Difficile dire chi fra Fonseca e Leao vincerà il braccio di ferro. Facile invece immaginare che, se andrà avanti, a perderci sarà il Milan, che non può permettersi uno scontro fra l’allenatore e il giocatore di maggior talento. Stefano Pioli era accusato dai tifosi di non sapere far fruttare il numero 10, per sua natura divino solo quando vuole. Ma almeno lo faceva giocare. Il nuovo tecnico — non nuovissimo, visto che ha in mano la squadra da inizio luglio — lo mette invece in panchina. È successo a San Siro contro l’Udinese: Rafa non ha messo piede in campo e la squadra ha vinto 1-0. È successo di nuovo col Napoli, ma non è andata altrettanto bene. Quando Fonseca dopo un’ora si è deciso a mandare in campo il ragazzo di Almada, togliendo Okafor, era troppo tardi. Il risultato era da un pezzo sul 2-0 per la squadra di Antonio Conte, che i milanisti la scorsa estate sognavano di vedere a Milanello, e che di giocatori indolenti alla Leao ne ha raddrizzati tanti, usando tanto bastone e poca carota, ma senza metterli da parte.
Leao, un solo gol in 782 minuti
Ci risiamo. È probabile che questa sera a Monza il fianco sinistro dell’attacco rossonero sarà di nuovo affidato allo svizzero. Fonseca ieri in allenamento non ha provato fra i titolari Leao. Un’esclusione — sarebbe la terza di fila in campionato — che suona come una condanna all’atteggiamento dell’eroe dello scudetto del 2021/22, che con un girone da superstar regalò ai rossoneri la gioia di vincere in rincorsa sull’Inter, ma che in questa stagione ha segnato la miseria di un gol in 782 minuti. In campo Leao cammina, al massimo trotterella, e tutto nel suo corpo dice che i giorni belli sono lontani. “Non c’è nessun conflitto tra noi”, ha detto il tecnico dopo la sconfitta col Napoli, dando l’impressione di non crederci nemmeno lui. Più indicativa la seconda parte della dichiarazione: “È obbligo dei giocatori fare il loro meglio per la squadra. Non devo pregarli, o mendicare il loro impegno”.

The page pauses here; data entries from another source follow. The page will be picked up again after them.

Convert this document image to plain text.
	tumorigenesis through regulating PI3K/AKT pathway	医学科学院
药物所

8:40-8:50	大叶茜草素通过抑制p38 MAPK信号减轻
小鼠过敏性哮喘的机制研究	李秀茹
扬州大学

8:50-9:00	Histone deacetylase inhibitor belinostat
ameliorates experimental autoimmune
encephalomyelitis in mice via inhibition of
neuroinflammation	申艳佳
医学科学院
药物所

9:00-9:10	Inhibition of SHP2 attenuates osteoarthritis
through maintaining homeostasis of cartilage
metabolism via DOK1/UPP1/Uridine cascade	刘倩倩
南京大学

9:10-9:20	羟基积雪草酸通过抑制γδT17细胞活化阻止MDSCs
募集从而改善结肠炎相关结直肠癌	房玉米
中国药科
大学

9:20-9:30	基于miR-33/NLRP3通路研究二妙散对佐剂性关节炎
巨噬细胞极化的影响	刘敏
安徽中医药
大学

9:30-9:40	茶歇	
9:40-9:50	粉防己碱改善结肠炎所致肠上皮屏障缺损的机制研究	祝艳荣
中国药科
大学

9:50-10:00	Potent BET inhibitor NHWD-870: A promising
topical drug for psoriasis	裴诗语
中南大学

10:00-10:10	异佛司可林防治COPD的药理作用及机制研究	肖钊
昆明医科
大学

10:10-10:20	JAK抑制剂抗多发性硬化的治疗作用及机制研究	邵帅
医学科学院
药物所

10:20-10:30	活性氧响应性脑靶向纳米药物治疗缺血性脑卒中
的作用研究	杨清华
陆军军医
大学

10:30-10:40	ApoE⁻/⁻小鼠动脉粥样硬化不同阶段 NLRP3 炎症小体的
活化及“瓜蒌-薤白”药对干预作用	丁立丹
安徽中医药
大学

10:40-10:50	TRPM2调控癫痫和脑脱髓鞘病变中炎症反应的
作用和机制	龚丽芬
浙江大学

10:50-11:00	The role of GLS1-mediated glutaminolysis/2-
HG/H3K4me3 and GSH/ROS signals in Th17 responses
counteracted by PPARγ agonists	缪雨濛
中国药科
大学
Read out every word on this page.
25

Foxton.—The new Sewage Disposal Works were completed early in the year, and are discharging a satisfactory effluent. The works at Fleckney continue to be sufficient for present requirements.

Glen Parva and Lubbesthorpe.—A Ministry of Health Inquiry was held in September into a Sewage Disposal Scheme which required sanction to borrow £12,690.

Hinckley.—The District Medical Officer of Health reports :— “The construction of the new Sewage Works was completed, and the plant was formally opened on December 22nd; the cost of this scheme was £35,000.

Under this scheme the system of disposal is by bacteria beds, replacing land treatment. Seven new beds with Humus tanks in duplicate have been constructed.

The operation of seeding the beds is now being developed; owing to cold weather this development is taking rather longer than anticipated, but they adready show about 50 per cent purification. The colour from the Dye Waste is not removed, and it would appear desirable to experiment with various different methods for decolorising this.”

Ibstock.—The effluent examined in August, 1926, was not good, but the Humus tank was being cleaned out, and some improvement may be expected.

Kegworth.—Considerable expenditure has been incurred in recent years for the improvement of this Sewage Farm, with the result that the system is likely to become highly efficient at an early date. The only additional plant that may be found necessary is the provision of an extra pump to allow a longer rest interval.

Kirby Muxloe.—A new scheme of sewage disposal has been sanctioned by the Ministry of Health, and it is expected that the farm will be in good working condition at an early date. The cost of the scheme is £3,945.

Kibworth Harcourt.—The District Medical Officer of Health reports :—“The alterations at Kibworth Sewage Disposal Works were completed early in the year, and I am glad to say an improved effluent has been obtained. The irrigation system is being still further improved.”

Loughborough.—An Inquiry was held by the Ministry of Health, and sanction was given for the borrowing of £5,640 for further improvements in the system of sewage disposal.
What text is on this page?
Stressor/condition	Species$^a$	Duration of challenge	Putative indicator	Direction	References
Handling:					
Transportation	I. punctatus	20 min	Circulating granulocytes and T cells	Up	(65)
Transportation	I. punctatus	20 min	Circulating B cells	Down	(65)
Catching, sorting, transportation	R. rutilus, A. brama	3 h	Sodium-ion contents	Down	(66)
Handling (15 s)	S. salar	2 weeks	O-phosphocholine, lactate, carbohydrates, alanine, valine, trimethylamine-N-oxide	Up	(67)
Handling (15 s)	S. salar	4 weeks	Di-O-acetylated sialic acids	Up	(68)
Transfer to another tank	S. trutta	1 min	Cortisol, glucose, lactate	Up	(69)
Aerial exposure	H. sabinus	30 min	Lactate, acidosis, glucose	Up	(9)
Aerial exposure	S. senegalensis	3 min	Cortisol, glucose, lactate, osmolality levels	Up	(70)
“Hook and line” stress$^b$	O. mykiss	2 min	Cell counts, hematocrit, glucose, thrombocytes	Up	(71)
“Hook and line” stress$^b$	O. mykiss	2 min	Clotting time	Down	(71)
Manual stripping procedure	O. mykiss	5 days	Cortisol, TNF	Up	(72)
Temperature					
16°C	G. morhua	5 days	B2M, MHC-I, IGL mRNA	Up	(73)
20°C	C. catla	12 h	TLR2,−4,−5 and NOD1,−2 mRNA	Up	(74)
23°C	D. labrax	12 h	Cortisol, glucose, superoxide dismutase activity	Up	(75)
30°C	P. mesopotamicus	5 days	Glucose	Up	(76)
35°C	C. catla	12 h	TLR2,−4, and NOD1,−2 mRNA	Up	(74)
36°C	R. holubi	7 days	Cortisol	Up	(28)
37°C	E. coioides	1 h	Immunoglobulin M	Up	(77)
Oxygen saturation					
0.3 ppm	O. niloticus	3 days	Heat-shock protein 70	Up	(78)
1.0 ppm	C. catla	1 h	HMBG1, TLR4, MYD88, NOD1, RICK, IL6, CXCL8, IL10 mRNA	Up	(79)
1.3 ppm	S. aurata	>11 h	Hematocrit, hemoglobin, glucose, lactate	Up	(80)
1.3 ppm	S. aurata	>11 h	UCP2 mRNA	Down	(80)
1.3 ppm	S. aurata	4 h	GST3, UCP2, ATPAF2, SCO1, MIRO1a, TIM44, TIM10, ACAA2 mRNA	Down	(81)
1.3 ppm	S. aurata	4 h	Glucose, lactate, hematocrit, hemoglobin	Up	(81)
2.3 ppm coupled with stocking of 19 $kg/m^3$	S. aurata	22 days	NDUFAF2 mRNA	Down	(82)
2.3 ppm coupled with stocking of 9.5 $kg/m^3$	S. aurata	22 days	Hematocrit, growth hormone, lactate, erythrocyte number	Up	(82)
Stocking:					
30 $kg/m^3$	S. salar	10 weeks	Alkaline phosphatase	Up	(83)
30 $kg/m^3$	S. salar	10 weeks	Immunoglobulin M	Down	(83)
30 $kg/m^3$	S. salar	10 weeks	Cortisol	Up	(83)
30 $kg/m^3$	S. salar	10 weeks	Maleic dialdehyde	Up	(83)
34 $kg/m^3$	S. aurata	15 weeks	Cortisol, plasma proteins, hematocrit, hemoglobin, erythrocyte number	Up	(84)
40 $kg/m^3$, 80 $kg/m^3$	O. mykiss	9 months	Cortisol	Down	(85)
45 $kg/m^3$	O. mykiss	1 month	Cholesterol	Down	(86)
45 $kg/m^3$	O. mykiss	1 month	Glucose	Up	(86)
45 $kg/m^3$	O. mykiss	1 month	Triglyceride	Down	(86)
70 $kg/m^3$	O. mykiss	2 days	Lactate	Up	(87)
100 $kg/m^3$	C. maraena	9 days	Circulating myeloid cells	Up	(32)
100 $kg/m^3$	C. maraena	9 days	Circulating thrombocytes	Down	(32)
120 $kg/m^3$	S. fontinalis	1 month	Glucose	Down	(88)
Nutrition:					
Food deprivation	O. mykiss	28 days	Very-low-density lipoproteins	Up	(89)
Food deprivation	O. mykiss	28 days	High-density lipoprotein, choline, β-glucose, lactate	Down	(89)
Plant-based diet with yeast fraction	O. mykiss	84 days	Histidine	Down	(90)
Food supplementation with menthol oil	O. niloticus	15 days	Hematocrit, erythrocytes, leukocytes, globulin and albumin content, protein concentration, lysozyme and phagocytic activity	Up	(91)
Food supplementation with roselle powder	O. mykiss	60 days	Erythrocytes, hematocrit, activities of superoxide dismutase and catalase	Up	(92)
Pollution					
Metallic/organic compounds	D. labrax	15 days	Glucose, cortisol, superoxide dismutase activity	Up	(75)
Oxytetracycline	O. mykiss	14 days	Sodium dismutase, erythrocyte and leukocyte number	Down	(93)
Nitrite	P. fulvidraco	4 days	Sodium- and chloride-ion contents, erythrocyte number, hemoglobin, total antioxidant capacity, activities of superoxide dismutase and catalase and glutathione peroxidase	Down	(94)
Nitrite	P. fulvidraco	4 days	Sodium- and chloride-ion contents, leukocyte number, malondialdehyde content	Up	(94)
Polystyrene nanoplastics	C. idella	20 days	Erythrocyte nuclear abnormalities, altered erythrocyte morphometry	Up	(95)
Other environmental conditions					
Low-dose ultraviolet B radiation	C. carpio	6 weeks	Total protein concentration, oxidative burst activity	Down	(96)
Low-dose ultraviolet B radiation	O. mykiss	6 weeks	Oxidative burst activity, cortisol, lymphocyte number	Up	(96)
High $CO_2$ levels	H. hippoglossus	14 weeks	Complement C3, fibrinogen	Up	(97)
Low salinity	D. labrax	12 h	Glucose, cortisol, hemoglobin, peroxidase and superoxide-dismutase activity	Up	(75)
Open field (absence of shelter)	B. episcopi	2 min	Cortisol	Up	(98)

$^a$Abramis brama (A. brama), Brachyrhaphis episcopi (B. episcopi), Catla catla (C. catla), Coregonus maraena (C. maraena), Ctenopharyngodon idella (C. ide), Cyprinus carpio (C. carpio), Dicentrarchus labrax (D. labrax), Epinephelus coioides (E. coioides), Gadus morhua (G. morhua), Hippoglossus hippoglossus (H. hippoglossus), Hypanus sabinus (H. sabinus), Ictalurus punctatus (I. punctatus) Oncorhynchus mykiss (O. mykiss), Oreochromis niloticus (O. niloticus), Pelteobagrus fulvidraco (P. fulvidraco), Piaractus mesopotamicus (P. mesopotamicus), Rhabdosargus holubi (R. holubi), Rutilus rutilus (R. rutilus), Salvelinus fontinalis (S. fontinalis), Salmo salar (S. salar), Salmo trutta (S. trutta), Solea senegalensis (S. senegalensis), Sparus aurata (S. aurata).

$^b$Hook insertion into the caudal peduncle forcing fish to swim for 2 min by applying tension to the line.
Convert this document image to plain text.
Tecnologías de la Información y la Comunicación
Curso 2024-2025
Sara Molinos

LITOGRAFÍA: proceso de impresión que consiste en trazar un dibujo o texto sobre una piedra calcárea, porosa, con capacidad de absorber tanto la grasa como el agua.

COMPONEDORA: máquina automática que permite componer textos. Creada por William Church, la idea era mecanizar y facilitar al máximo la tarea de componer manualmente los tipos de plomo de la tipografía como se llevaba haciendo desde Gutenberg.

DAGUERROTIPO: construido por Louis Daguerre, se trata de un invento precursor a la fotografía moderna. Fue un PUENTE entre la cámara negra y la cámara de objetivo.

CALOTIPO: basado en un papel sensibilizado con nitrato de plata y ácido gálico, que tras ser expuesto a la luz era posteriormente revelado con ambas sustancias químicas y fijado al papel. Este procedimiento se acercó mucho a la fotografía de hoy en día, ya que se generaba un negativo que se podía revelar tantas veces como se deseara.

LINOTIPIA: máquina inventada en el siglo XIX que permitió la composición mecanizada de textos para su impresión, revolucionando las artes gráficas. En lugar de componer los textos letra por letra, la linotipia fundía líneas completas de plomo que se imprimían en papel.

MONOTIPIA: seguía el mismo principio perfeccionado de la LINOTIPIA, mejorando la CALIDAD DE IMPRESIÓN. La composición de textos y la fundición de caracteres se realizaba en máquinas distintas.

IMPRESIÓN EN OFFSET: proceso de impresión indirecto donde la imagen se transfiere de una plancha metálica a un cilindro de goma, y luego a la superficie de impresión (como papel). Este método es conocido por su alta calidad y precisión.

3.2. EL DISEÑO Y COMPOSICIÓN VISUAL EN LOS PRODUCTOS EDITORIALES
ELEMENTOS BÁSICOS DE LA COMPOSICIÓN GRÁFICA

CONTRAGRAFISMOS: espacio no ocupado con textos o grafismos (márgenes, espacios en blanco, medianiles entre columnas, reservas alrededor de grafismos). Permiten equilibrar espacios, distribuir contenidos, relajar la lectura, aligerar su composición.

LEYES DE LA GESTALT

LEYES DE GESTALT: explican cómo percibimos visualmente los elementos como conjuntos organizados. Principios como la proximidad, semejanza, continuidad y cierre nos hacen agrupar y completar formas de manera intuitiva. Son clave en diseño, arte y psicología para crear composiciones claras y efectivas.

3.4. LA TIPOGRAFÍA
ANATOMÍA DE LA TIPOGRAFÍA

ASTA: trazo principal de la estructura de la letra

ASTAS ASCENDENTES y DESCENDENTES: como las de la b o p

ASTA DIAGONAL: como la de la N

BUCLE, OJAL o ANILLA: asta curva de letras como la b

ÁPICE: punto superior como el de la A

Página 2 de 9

Senza campo Leao rischia di deprezzarsi
Se Fonseca lascia in panchina Leao è anche perché la società glielo lascia fare. Pensare che Ibra, ex compagno di Rafa e dirigente alle primissime armi, sia contento delle scelte dell’allenatore è forse eccessivo. Ma non le contrasta. Quanto a Furlani, uomo di conti prima che di calcio, non può rallegrarsi del fatto che l’asset più lussuoso del club — nel Monòpoli della rosa rossonera, Leao è Parco della Vittoria — perda valore. Quotato in casa un centinaio di milioni, con buona dose di ottimismo, rischia di deprezzarsi. Succede, quando un calciatore e un allenatore, o un intero club, non vanno d’accordo. Citofonare all’Inter e chiedere del signor Icardi. O fare due domande a Napoli su un certo Osimhen.
Possibile addio a giugno
È improbabile che il portoghese voglia andarsene a gennaio, comunque andranno le cose. Anche perché al momento di offerte irrinunciabili non si ha contezza. Più realistico che possa pensarci per giugno, quando avrà 26 anni, non pochi in un calcio europeo in cui scintillano i Bellingham e gli Yamal. Sempre che Fonseca a quel punto sia ancora in sella. E non è affatto scontato. Nella scorsa stagione dopo nove partite Pioli, non più on fire, aveva comunque raccolto 21 punti. Anche se avesse vinto la gara rinviata contro il Bologna — e come sanno gli interisti potrebbe non essere una passeggiata — il portoghese sarebbe a quota 17, al settimo posto, fuori dalle coppe.
L’azzardo di Fonseca
In un quadro così, è evidente che per l’allenatore lasciare fuori il proprio miglior calciatore sia un azzardo. Diventerebbe un pericoloso all-in se Fonseca decidesse di non schierarlo nemmeno martedì al Bernabeu contro il Real Madrid. Leao è pur sempre quello che il 7 novembre 2023 in Champions a San Siro sconfisse praticamente da solo il Psg. E certe cose non si dimenticano in un anno.